Le nantissement désigne une sûreté par laquelle un débiteur affecte, en garantie d’une obligation, un ou des biens meubles incorporels (parts sociales, actions, fonds de commerce, créances, comptes bancaires, etc.) au profit d’un créancier, contrairement au gage qui porte sur un bien meuble corporel. Il vise à garantir la sécurité du paiement du créancier et à pallier le risque d’insolvabilité du débiteur. Cette sûreté confère au créancier un droit de préférence sur le bien nanti en cas de défaillance du débiteur, sans pour autant en déposséder ce dernier, qui conserve en principe son usage et son exploitation. Le nantissement occupe ainsi une place centrale dans le financement des entreprises et des opérations immobilières structurées.
Le régime de droit commun du nantissement est fixé par les articles 2355 et suivants du Code civil, issus de l’ordonnance du 23 mars 2006 relative aux sûretés. À ce socle viennent s’ajouter des régimes spéciaux relatifs à la nature du bien nanti : par exemple, le nantissement d’un fonds de commerce est régi par les articles L.142-1 à L.142-5 du Code de commerce, tandis que le nantissement de parts sociales est encadré notamment par l’article 1866 du Code civil pour les sociétés civiles.
Le formalisme à respecter dépend, là aussi, de la nature du bien nanti. Ainsi, le nantissement d’un fonds de commerce doit être constaté par écrit, par acte authentique ou sous seing privé. Afin de rendre la sûreté opposable aux tiers et de fixer le rang du créancier, il doit faire l’objet d’une inscription au registre des sûretés mobilières dans les conditions prévues par le Code de commerce. Cette inscription est valable pendant 10 ans et peut être renouvelée. (À noter que l’ancien délai de 30 jours pour procéder à l’inscription du nantissement de fonds de commerce, à peine de nullité, a été supprimé par l’ordonnance n°2021-1192 du 15 septembre 2021, avec effet au 1er janvier 2023.)

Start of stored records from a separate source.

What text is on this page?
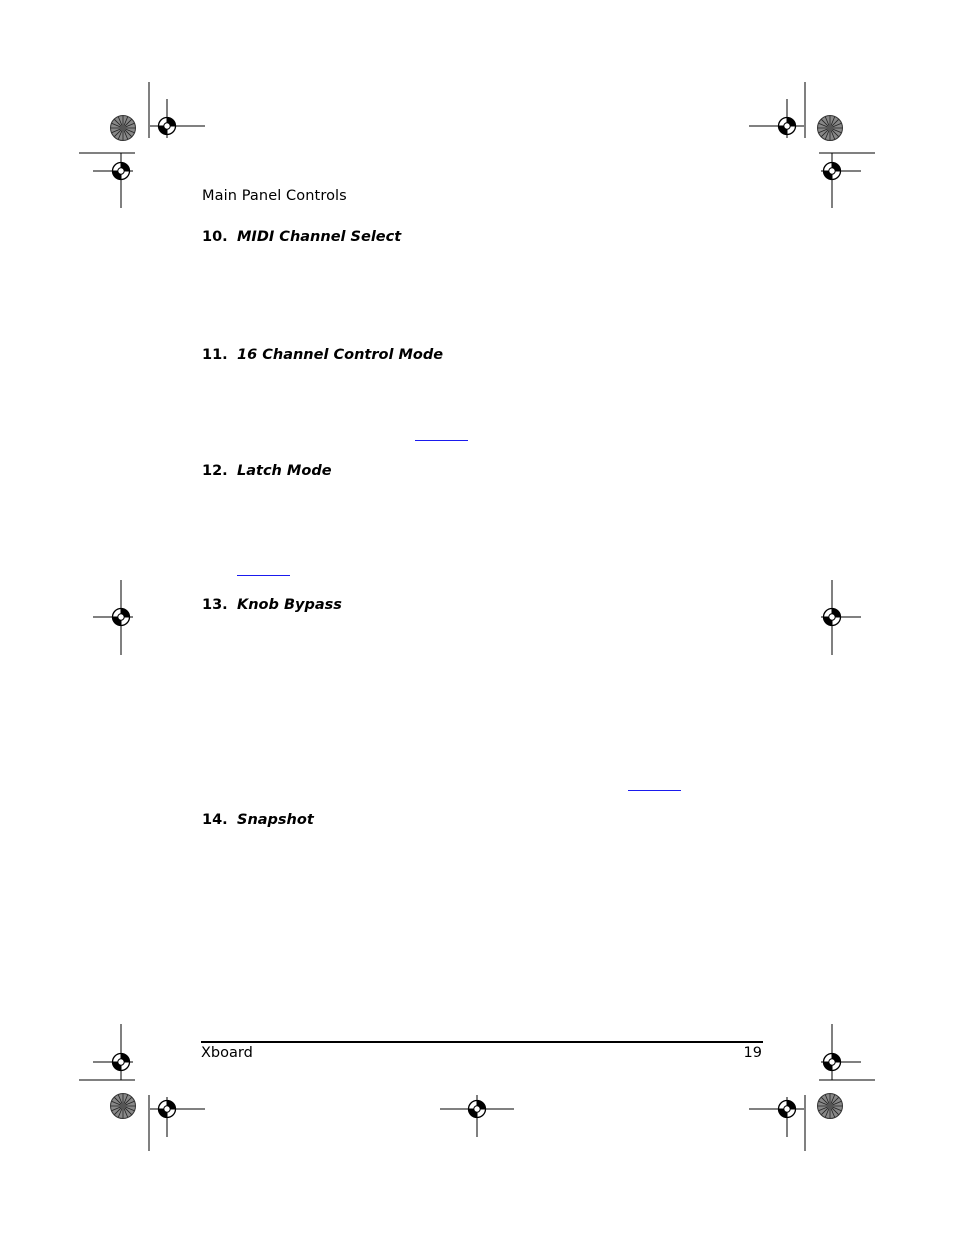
Main Panel Controls
10. MIDI Channel Select
11. 16 Channel Control Mode
12. Latch Mode
13. Knob Bypass
14. Snapshot
Xboard	19
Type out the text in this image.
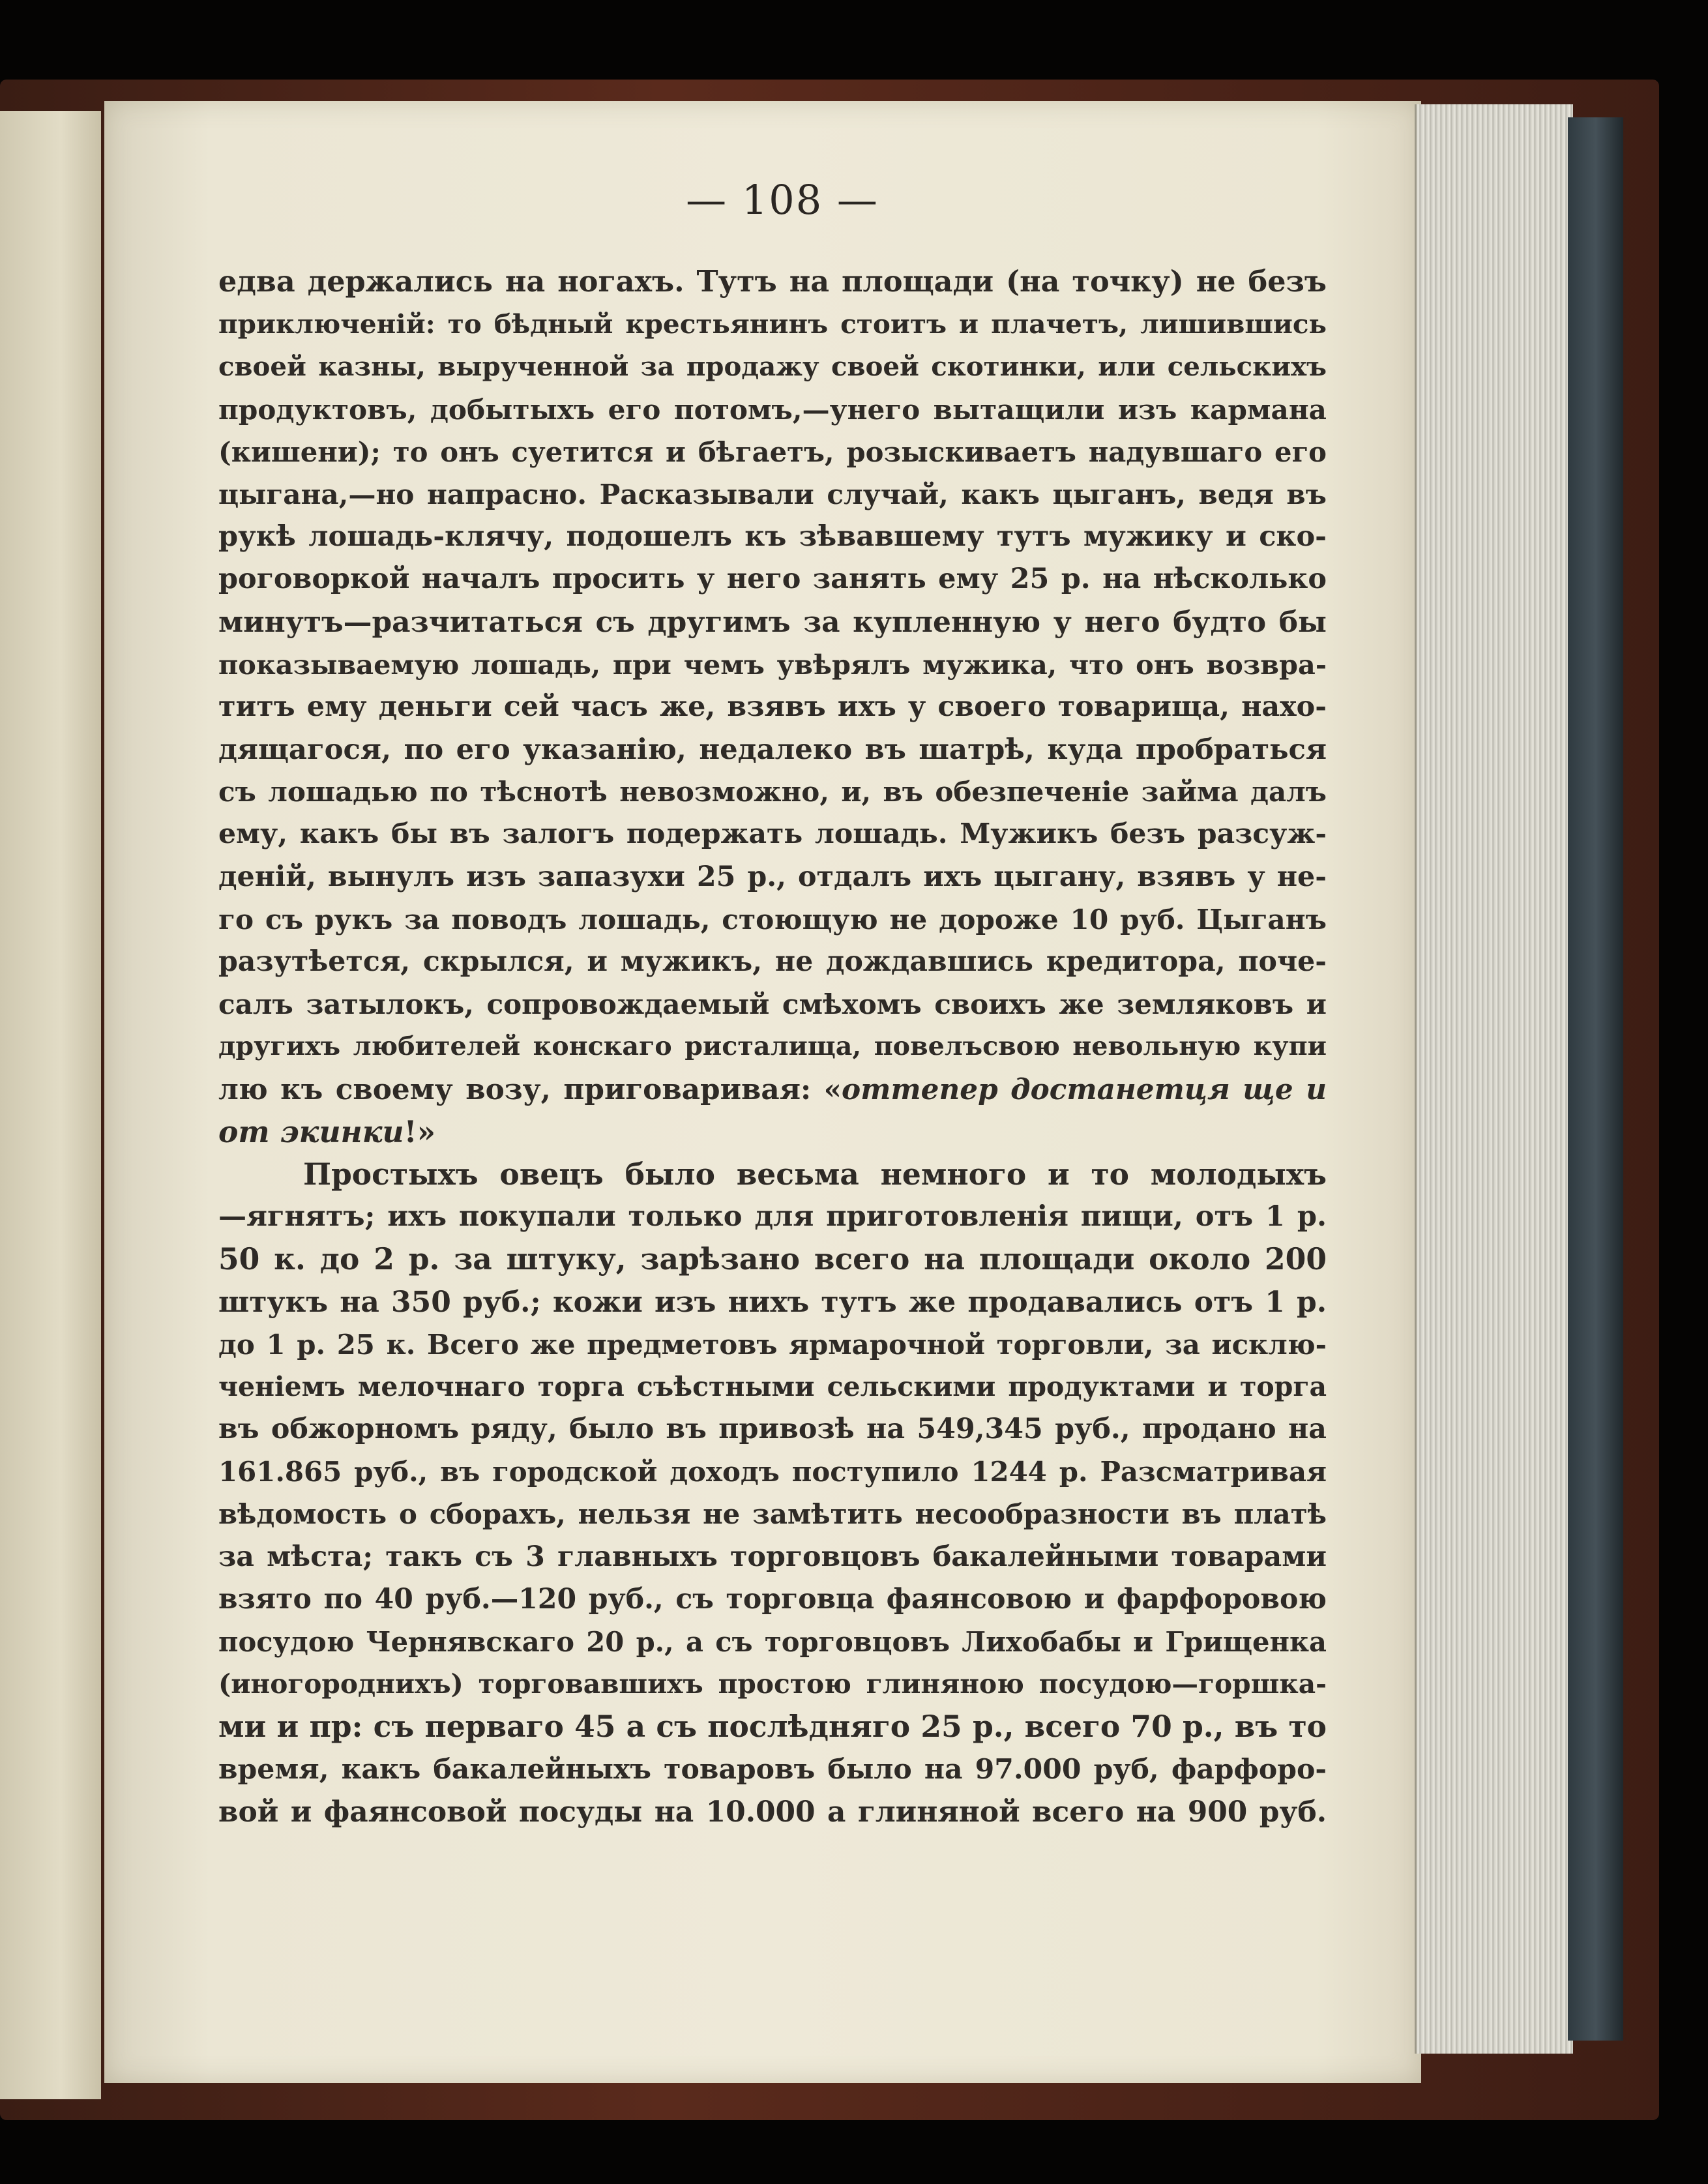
— 108 —
едва держались на ногахъ. Тутъ на площади (на точку) не безъ
приключеній: то бѣдный крестьянинъ стоитъ и плачетъ, лишившись
своей казны, вырученной за продажу своей скотинки, или сельскихъ
продуктовъ, добытыхъ его потомъ,—унего вытащили изъ кармана
(кишени); то онъ суетится и бѣгаетъ, розыскиваетъ надувшаго его
цыгана,—но напрасно. Расказывали случай, какъ цыганъ, ведя въ
рукѣ лошадь-клячу, подошелъ къ зѣвавшему тутъ мужику и ско-
роговоркой началъ просить у него занять ему 25 р. на нѣсколько
минутъ—разчитаться съ другимъ за купленную у него будто бы
показываемую лошадь, при чемъ увѣрялъ мужика, что онъ возвра-
титъ ему деньги сей часъ же, взявъ ихъ у своего товарища, нахо-
дящагося, по его указанію, недалеко въ шатрѣ, куда пробраться
съ лошадью по тѣснотѣ невозможно, и, въ обезпеченіе займа далъ
ему, какъ бы въ залогъ подержать лошадь. Мужикъ безъ разсуж-
деній, вынулъ изъ запазухи 25 р., отдалъ ихъ цыгану, взявъ у не-
го съ рукъ за поводъ лошадь, стоющую не дороже 10 руб. Цыганъ
разутѣется, скрылся, и мужикъ, не дождавшись кредитора, поче-
салъ затылокъ, сопровождаемый смѣхомъ своихъ же земляковъ и
другихъ любителей конскаго ристалища, повелъсвою невольную купи
лю къ своему возу, приговаривая: «оттепер достанетця ще и
от экинки!»
Простыхъ овецъ было весьма немного и то молодыхъ
—ягнятъ; ихъ покупали только для приготовленія пищи, отъ 1 р.
50 к. до 2 р. за штуку, зарѣзано всего на площади около 200
штукъ на 350 руб.; кожи изъ нихъ тутъ же продавались отъ 1 р.
до 1 р. 25 к. Всего же предметовъ ярмарочной торговли, за исклю-
ченіемъ мелочнаго торга съѣстными сельскими продуктами и торга
въ обжорномъ ряду, было въ привозѣ на 549,345 руб., продано на
161.865 руб., въ городской доходъ поступило 1244 р. Разсматривая
вѣдомость о сборахъ, нельзя не замѣтить несообразности въ платѣ
за мѣста; такъ съ 3 главныхъ торговцовъ бакалейными товарами
взято по 40 руб.—120 руб., съ торговца фаянсовою и фарфоровою
посудою Чернявскаго 20 р., а съ торговцовъ Лихобабы и Грищенка
(иногороднихъ) торговавшихъ простою глиняною посудою—горшка-
ми и пр: съ перваго 45 а съ послѣдняго 25 р., всего 70 р., въ то
время, какъ бакалейныхъ товаровъ было на 97.000 руб, фарфоро-
вой и фаянсовой посуды на 10.000 а глиняной всего на 900 руб.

En cas de défaillance du débiteur, le créancier nanti dispose d’un droit de préférence lui permettant d’être payé par priorité sur le prix de vente du fonds, et d’un droit de suite lui permettant d’exercer sa garantie même si le fonds a été cédé à un tiers. De son côté, le propriétaire conserve la possibilité de céder son fonds de commerce, mais cette cession n’éteint pas les droits du créancier nanti, qui conserve les garanties prévues par la loi.
Il faut également distinguer le nantissement conventionnel, consenti par le propriétaire du bien donné en garantie, et le nantissement judiciaire qui peut être enregistré sans l’accord du débiteur.
À noter que le nantissement se distingue de l’hypothèque sur plusieurs points :
Le nantissement demeure en principe en vigueur jusqu’à l’extinction de l’obligation qu’il garantit. Les parties peuvent toutefois prévoir une durée déterminée lorsque la nature de l’opération le justifie.
En cas de manquement du débiteur à ses obligations ou de défaillance financière, le créancier peut se faire attribuer la créance donnée en nantissement, ainsi que l’ensemble des droits qui s’y rattachent. Cette attribution découle de la décision d’un juge ou de l’application directe des conditions prévues par la convention.
Le principe du nantissement joue un rôle déterminant dans le financement des opérations structurées au moyen de véhicules sociétaires tels que les sociétés civiles immobilières, les sociétés de placement à prépondérance immobilière ou les holdings de détention d’actifs. En pratique, les banques peuvent exiger un nantissement en complément ou en alternative à l’hypothèque portant sur l’immeuble en tant que tel : la sûreté peut ainsi porter sur les parts sociales de la société propriétaire de l’actif.
Dans le domaine de l’immobilier commercial, le nantissement du fonds de commerce est fréquemment employé lorsqu’un commerçant sollicite un financement dans l’optique de développer son activité ou d’acquérir un fonds. La sûreté porte principalement sur les éléments incorporels du fonds, tels que la clientèle, le nom commercial, l’enseigne et le droit au bail. Elle peut également, si l’acte le prévoit expressément, s’étendre à certains éléments corporels, notamment le matériel et le mobilier commercial. Ce mécanisme permet au créancier de bénéficier d’une garantie efficace sans priver le débiteur de la poursuite de son exploitation.
Dans le cadre de financements structurés adossés à des actifs immobiliers, à l’exemple du crédit-bail immobilier ou de certaines opérations de titrisation, le nantissement de créances, qui peut porter en particulier sur des loyers futurs ou des créances locatives, permet de sécuriser le remboursement du financement par un adossement direct aux flux de revenus générés par l’actif.
Le nantissement constitue ainsi, aux côtés de l’hypothèque, l’un des outils juridiques majeurs visant à sécuriser des opérations de financement dans le secteur de l’immobilier professionnel.